The role of platelets as an early prognostic factor in preterm labor Preterm eylemde erken prognostik faktör olarak trombositlerin rolü

Aktün L. H.

Medeniyet Medical Journal, vol.32, no.2, pp.101-105, 2017 (Scopus) identifier

  • Publication Type: Article / Article
  • Volume: 32 Issue: 2
  • Publication Date: 2017
  • Doi Number: 10.5222/mmj.2017.101
  • Journal Name: Medeniyet Medical Journal
  • Journal Indexes: Scopus, TR DİZİN (ULAKBİM)
  • Page Numbers: pp.101-105
  • Keywords: Mean platelet volume, Platelet, Preterm labor
  • Istanbul Medipol University Affiliated: Yes


The aim of this study was to evaluate changes in platelet index in preterm labor and to investigate whether it has a predictive value for the diagnosis of preterm labor.
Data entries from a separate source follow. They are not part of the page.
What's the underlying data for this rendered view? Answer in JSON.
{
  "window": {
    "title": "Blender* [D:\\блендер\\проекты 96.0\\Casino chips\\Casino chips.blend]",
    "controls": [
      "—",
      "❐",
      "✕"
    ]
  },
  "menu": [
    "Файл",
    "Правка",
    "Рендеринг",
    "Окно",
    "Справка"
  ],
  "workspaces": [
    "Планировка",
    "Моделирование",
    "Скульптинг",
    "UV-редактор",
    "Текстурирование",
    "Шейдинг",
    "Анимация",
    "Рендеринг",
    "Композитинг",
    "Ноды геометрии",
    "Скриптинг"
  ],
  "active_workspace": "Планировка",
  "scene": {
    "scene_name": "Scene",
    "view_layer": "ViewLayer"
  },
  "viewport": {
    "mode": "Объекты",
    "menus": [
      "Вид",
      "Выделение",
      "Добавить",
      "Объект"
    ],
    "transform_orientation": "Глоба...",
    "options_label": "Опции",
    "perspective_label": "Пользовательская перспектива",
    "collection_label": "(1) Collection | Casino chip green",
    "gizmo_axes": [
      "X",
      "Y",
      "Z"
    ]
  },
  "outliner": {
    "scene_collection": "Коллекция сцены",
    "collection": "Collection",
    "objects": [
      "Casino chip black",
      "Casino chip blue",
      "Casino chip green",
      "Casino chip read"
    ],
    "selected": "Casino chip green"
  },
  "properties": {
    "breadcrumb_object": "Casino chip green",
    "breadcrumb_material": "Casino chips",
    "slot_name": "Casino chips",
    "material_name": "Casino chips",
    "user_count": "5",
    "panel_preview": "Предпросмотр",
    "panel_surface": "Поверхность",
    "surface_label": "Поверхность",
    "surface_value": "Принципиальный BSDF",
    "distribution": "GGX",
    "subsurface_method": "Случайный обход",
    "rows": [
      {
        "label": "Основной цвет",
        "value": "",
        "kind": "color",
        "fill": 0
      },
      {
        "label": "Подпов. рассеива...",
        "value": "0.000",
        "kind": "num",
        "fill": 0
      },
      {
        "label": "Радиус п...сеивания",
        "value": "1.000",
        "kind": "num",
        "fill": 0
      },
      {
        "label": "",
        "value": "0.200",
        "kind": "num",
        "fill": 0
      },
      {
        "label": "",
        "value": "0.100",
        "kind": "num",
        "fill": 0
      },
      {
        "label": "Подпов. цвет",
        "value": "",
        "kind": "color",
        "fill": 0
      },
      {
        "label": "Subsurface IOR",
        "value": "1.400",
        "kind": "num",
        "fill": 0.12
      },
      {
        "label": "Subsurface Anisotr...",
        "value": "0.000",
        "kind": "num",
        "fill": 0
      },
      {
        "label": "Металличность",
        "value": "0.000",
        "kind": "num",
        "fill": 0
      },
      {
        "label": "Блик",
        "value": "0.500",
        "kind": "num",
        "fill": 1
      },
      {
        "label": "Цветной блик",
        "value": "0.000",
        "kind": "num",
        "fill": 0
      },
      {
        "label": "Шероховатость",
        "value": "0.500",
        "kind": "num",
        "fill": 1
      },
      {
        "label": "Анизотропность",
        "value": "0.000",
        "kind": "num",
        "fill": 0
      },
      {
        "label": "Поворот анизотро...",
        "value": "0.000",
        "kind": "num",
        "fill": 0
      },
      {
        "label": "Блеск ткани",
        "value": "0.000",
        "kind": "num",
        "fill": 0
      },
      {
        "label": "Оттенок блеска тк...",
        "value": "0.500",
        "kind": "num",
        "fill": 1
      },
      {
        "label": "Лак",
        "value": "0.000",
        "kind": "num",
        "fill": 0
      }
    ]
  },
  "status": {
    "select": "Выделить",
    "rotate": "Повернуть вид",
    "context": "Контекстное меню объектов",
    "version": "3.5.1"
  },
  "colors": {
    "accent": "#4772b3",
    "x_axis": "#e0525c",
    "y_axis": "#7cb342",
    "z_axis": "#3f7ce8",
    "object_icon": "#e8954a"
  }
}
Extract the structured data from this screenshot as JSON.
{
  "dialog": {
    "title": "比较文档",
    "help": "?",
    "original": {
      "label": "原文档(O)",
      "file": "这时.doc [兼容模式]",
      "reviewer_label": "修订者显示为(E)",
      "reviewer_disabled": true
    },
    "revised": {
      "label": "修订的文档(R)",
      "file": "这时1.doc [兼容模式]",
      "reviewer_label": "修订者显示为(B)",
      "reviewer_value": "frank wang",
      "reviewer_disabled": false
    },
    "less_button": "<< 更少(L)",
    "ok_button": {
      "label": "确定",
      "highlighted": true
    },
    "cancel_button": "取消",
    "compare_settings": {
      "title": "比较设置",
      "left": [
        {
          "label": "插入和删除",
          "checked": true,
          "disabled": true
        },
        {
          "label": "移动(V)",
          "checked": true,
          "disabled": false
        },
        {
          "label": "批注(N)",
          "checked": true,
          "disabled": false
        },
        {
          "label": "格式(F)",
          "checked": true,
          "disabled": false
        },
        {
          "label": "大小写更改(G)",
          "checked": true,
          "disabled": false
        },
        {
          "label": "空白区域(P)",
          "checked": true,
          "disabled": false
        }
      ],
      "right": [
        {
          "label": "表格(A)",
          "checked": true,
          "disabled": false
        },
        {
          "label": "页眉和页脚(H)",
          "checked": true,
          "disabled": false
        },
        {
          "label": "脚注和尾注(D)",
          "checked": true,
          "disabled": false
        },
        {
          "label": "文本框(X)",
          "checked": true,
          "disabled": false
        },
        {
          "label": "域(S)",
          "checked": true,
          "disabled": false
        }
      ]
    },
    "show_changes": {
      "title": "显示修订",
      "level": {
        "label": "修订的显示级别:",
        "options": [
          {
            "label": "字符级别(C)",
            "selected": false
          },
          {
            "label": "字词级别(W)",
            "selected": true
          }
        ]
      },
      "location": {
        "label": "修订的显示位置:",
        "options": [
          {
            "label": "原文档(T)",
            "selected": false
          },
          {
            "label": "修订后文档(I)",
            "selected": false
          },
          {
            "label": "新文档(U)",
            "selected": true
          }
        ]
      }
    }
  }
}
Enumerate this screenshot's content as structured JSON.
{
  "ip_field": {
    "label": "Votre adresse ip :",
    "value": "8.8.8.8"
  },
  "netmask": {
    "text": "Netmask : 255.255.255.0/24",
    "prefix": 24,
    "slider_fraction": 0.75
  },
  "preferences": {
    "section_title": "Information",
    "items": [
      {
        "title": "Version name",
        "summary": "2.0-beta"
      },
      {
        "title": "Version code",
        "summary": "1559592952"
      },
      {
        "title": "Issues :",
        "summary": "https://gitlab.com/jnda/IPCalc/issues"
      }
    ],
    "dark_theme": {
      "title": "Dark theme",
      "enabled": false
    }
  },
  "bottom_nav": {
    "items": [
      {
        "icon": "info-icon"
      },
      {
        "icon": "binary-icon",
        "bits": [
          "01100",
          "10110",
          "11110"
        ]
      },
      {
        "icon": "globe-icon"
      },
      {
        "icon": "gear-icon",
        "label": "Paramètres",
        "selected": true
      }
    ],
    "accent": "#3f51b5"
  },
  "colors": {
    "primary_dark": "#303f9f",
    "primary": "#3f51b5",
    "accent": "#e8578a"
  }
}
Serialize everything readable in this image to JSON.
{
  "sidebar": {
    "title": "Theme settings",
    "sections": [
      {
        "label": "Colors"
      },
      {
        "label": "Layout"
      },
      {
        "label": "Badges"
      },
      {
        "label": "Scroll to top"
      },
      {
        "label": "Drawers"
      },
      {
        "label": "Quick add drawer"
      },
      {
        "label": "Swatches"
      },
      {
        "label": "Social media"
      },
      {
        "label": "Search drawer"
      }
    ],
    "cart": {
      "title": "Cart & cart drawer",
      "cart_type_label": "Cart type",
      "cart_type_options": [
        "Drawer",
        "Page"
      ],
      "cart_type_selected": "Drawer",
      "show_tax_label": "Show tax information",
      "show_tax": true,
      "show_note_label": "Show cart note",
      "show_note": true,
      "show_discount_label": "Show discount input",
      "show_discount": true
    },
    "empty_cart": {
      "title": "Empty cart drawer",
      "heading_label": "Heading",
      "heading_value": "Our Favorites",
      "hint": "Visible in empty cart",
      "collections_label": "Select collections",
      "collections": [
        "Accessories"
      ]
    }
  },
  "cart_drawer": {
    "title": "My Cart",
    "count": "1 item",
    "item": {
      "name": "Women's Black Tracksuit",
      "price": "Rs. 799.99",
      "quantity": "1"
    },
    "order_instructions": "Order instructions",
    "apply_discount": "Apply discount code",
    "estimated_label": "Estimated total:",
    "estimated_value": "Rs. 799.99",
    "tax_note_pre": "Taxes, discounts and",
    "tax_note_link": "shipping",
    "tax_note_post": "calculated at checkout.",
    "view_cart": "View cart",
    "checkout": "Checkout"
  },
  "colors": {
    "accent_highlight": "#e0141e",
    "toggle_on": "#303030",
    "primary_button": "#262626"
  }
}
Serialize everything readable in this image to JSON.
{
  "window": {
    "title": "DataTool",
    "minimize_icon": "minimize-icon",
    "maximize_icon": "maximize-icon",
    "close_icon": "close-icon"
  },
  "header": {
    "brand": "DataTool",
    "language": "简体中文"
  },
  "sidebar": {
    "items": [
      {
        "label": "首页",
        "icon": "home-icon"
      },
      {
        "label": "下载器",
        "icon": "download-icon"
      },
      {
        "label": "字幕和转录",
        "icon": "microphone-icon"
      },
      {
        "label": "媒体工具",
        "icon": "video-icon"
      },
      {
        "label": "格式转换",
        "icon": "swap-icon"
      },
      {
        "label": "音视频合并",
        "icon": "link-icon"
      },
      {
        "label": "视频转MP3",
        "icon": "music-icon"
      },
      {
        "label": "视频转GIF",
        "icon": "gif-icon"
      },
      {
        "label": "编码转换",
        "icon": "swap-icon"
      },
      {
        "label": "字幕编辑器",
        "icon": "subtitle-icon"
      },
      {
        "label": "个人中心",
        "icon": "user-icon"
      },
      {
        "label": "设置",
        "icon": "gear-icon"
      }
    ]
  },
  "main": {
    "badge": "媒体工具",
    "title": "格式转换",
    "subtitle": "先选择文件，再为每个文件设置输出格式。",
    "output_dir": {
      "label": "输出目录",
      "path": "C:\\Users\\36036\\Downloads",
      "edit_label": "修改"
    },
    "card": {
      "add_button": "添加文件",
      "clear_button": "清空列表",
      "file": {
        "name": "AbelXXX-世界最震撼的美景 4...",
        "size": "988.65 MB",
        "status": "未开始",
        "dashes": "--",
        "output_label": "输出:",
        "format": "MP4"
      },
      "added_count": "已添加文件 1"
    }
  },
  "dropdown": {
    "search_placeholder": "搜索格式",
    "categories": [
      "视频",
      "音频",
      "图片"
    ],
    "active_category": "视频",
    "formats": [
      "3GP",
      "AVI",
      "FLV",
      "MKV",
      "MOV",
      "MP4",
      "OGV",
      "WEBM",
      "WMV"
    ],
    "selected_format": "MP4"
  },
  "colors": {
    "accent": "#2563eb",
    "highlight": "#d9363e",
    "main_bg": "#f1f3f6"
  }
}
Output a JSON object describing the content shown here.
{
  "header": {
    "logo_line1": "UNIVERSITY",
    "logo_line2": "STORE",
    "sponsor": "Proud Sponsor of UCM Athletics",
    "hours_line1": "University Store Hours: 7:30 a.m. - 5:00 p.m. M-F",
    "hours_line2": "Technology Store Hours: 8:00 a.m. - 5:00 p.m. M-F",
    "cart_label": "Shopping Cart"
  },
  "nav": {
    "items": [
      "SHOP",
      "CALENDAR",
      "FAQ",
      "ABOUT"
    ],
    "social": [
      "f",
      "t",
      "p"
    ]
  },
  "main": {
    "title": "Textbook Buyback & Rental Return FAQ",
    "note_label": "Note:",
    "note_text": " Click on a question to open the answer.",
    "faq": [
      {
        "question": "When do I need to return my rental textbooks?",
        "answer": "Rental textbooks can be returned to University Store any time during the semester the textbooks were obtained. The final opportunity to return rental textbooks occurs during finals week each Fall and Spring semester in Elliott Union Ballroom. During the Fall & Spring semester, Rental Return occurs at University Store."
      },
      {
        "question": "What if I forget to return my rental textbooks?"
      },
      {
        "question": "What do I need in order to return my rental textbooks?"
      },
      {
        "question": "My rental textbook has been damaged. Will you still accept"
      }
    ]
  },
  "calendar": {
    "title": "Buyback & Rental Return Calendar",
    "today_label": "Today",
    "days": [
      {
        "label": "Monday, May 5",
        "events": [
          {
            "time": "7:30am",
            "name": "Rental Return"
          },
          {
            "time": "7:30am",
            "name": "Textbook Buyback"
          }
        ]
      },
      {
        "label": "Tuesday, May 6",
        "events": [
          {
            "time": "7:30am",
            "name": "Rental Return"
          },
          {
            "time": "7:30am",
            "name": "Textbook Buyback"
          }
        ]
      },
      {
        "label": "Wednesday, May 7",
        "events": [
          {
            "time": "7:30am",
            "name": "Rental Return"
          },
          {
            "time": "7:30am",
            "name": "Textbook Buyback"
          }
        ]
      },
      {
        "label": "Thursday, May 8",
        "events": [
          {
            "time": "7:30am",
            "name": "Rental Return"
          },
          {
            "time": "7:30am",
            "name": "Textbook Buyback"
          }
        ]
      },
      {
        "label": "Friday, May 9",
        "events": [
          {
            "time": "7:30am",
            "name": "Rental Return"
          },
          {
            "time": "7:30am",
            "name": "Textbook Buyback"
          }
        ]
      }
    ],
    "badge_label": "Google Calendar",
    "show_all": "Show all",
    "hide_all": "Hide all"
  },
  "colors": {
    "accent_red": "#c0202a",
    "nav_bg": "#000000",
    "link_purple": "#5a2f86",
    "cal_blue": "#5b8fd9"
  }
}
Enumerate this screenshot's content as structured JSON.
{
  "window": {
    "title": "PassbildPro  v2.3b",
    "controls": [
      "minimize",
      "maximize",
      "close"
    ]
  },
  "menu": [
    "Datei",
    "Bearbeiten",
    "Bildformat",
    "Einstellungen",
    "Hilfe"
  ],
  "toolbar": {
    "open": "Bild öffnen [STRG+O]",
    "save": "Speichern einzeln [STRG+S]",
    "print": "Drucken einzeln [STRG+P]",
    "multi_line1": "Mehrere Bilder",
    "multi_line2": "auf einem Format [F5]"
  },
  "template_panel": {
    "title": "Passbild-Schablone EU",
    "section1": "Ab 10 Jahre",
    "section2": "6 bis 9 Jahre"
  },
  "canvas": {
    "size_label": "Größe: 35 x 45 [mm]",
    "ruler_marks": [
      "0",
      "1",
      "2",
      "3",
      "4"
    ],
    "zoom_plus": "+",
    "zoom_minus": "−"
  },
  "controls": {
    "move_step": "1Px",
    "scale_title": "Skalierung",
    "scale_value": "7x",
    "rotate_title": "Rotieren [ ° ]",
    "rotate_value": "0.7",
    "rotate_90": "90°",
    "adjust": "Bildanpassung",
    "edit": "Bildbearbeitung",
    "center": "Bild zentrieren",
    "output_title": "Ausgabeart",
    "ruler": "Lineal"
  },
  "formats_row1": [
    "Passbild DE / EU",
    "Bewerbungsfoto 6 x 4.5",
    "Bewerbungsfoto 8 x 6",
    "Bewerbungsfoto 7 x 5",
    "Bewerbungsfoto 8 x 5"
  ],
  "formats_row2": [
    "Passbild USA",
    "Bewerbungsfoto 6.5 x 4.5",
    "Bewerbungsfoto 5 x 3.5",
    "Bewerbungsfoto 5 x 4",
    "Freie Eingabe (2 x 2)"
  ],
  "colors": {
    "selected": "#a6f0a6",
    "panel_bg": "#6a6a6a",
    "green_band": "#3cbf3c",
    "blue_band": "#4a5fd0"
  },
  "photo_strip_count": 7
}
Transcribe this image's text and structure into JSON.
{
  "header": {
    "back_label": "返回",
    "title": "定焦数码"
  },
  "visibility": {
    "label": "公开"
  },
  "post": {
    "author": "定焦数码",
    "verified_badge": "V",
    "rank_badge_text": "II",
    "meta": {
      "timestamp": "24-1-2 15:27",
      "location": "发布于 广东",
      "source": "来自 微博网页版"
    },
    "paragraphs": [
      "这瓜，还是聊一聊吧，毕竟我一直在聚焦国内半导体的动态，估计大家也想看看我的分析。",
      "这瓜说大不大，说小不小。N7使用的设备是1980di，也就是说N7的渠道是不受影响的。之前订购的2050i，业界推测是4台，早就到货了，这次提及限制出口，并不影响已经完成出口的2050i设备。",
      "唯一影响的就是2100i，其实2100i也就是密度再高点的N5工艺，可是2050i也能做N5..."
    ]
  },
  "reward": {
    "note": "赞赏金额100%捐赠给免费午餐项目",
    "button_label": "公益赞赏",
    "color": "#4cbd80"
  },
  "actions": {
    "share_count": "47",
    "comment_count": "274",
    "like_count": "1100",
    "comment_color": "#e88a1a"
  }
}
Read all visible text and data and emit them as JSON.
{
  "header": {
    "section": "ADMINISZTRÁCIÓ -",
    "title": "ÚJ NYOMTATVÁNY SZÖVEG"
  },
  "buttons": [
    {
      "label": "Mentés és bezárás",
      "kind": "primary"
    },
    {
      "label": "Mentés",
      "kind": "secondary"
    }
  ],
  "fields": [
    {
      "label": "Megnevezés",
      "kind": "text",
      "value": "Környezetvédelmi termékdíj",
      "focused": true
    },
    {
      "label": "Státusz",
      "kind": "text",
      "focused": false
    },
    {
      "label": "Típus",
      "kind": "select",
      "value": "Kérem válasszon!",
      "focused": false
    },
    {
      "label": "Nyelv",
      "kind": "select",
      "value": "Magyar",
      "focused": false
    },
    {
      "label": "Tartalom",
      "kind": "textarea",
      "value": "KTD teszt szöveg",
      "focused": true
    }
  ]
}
Retrospectively, women with 140 preterm labor and 130 healthy pregnant women who were examined between 2013 and 2016 were included in the study. Demographic, obstetric and laboratory results (hemoglo-bin, hematocrit, white blood cell, platelet, platelet distribution width, mean platelet volume) of 270 pregnants were compared. Mean platelet volume (MPV) and hemoglobin levels were significantly lower in the preterm labor group (p<0.001, p=0.01, res-pectively). Platelet distribution width (PDW) levels were higher in the preterm labor group (p=0.05). There was no significant difference between platelet counts in both groups. Successful balance between coagulation and anticoagulation is very important for the induction and progression of the pregnancy. For this, many markers such as PDW, MPV have been studied. More recently, however, blood subtypes are thought to be able to provide clues for prognosis and diagnosis in chronic low-grade inflammatory diseases. MPV levels in preterm labor suggest that high levels of low PDW levels may be due to pathologic thrombocytic activation and inflammation. Further PDW levels may alert the obstetrician to the risk of preterm labor. However, there is a need for further study for the beneficial role of platelets in the diagnosis of preterm labor.